In 2009, the Vietnam National Assembly passed a resolution on the investment in Ninh Thuan Nuclear Power Projects with the first nuclear power plant set to be completed by 2020.

The country plans to building eight nuclear plants and 13 reactors with a capacity of 16,000 megawatts, which would supply 6 per cent of Vienam's electricity needs from nuclear power by 2030.

Tien said that, currently, Russian and Japanese consultants have prepared feasibility studies, as the country set aside eight sites to build nuclear power plants.

Considering that developing human resources was an important factor, in 2010 Vietnam launched a national programme to train staff for working in the nuclear power industry, and sent students aboard to study and select eight domestic institutions to train power nuclear human force.

It also launched a national programme on public information and communication for nuclear power last year, he said, emphasising that public acceptance was a major challenge for developing nuclear power, when he shared his opinion at the conference with representatives from the neighbouring countries of Malaysia, Thailand and Indonesia.

Jong Kyun Park, director of the Nuclear Power Division at the International Atomic Energy Agency, said that newcomers to the nuclear power field faced challenges, mostly in human resources, legislative frameworks, financing, stakeholder involvement and safety management.

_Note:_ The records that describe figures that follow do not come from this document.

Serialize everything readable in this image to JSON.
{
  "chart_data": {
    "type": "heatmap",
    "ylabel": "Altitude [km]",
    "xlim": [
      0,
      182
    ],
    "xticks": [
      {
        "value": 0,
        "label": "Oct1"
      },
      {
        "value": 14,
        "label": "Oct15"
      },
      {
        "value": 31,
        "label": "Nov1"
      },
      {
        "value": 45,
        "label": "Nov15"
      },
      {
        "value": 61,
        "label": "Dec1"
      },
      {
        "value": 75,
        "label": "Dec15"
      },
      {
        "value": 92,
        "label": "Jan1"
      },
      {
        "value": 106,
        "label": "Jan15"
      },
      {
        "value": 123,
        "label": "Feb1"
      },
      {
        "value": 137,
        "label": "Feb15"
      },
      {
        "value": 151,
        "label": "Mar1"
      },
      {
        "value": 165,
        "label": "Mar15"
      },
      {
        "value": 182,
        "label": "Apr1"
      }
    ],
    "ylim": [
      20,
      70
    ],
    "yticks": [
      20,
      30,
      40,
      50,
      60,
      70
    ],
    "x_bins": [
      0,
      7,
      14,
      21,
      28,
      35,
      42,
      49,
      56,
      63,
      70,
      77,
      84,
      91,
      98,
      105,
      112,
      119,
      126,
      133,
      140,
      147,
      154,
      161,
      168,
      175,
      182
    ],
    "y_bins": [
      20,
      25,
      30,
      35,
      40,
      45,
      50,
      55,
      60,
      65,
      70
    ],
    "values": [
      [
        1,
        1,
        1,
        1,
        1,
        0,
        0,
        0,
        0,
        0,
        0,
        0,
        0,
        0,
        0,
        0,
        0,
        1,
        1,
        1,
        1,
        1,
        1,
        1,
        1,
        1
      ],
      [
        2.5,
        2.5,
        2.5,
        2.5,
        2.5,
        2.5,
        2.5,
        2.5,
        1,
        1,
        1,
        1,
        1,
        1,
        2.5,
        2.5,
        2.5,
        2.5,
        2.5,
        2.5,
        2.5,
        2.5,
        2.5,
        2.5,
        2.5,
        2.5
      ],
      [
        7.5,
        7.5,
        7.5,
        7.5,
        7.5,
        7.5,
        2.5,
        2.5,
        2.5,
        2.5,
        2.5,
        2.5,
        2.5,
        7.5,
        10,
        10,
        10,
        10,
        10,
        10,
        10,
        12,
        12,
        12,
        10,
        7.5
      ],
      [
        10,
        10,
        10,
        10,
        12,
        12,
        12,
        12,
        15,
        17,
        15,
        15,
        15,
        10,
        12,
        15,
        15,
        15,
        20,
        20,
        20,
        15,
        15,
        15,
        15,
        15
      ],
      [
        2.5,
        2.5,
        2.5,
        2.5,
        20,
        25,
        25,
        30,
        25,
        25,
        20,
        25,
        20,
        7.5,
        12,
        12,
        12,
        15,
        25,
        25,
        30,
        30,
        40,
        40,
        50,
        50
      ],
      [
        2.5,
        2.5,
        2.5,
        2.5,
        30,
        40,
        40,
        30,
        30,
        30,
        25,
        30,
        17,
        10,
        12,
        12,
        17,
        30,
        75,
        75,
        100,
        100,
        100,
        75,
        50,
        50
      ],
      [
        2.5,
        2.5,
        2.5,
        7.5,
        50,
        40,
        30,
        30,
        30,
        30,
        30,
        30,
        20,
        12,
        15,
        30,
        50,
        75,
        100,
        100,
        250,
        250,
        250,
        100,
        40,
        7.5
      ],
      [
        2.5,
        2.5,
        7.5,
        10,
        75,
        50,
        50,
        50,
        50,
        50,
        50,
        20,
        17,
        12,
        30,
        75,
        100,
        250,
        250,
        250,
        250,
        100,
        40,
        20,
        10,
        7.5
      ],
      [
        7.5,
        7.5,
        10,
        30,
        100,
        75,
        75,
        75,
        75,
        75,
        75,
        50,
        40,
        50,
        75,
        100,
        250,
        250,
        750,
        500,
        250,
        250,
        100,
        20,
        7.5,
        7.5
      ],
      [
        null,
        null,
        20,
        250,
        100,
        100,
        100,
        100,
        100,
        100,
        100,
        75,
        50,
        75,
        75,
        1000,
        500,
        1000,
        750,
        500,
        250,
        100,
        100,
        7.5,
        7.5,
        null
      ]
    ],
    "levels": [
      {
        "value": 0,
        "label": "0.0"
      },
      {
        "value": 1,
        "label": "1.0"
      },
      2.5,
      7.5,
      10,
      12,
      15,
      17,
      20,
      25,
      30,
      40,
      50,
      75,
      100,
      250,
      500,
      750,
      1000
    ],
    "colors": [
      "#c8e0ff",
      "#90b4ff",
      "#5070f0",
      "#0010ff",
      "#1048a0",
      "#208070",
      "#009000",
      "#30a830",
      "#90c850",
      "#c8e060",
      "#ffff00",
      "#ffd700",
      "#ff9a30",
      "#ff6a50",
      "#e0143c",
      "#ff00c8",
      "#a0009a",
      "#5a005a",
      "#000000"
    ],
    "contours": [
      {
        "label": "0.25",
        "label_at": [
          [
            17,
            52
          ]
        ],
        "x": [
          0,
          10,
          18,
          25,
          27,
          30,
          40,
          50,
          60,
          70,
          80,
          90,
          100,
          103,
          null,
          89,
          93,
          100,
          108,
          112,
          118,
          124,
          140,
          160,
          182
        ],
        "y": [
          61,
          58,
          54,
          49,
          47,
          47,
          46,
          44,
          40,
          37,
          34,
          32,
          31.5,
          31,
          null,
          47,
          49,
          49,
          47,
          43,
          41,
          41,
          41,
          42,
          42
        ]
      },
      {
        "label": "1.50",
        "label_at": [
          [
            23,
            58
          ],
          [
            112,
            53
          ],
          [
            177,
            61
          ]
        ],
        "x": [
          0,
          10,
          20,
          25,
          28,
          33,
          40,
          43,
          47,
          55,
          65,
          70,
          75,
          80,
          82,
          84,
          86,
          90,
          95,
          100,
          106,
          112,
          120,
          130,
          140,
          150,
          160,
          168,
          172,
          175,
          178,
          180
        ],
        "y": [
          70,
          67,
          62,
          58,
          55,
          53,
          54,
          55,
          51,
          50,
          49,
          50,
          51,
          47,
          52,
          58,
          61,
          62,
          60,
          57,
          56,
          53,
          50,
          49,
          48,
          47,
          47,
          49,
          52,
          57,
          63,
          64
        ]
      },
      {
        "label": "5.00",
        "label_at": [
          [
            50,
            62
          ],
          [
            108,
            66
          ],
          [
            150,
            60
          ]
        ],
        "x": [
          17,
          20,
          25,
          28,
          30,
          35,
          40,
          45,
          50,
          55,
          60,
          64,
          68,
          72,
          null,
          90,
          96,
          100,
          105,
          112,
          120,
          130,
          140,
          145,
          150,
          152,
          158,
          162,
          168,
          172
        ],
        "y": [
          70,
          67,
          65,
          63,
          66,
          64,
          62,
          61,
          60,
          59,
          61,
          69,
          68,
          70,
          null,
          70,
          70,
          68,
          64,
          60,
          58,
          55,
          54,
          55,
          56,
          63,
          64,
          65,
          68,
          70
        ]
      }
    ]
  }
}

"The IAEA has developed the Milestone Approach to help guide member states," he added.

The principal researcher at the Japan Atomic Energy Agency, Kazuaki Yanagisawa, said that unique challenges included solving the problem of how to efficiently build nuclear power plants, as well as dealing with limited budgets and human resources.

He noted that safety matters were quite serious, which was an important task for Vietnamese policymakers, policy executors and engineers.

The three-day conference was hosted by Vietnam's Nuclear Power Operator - Electricity of Vietnam, with support from the Vietnam Atomic Energy Agency, the World Nuclear Association, Vietnam Union of Science and Technology Associations, and Vietnam Atomic Energy Institute.

In attendance were more than 200 nuclear power professionals, 45 expert speakers heard during 40 conference sessions, 15 international exhibitors and 17 advisory board members.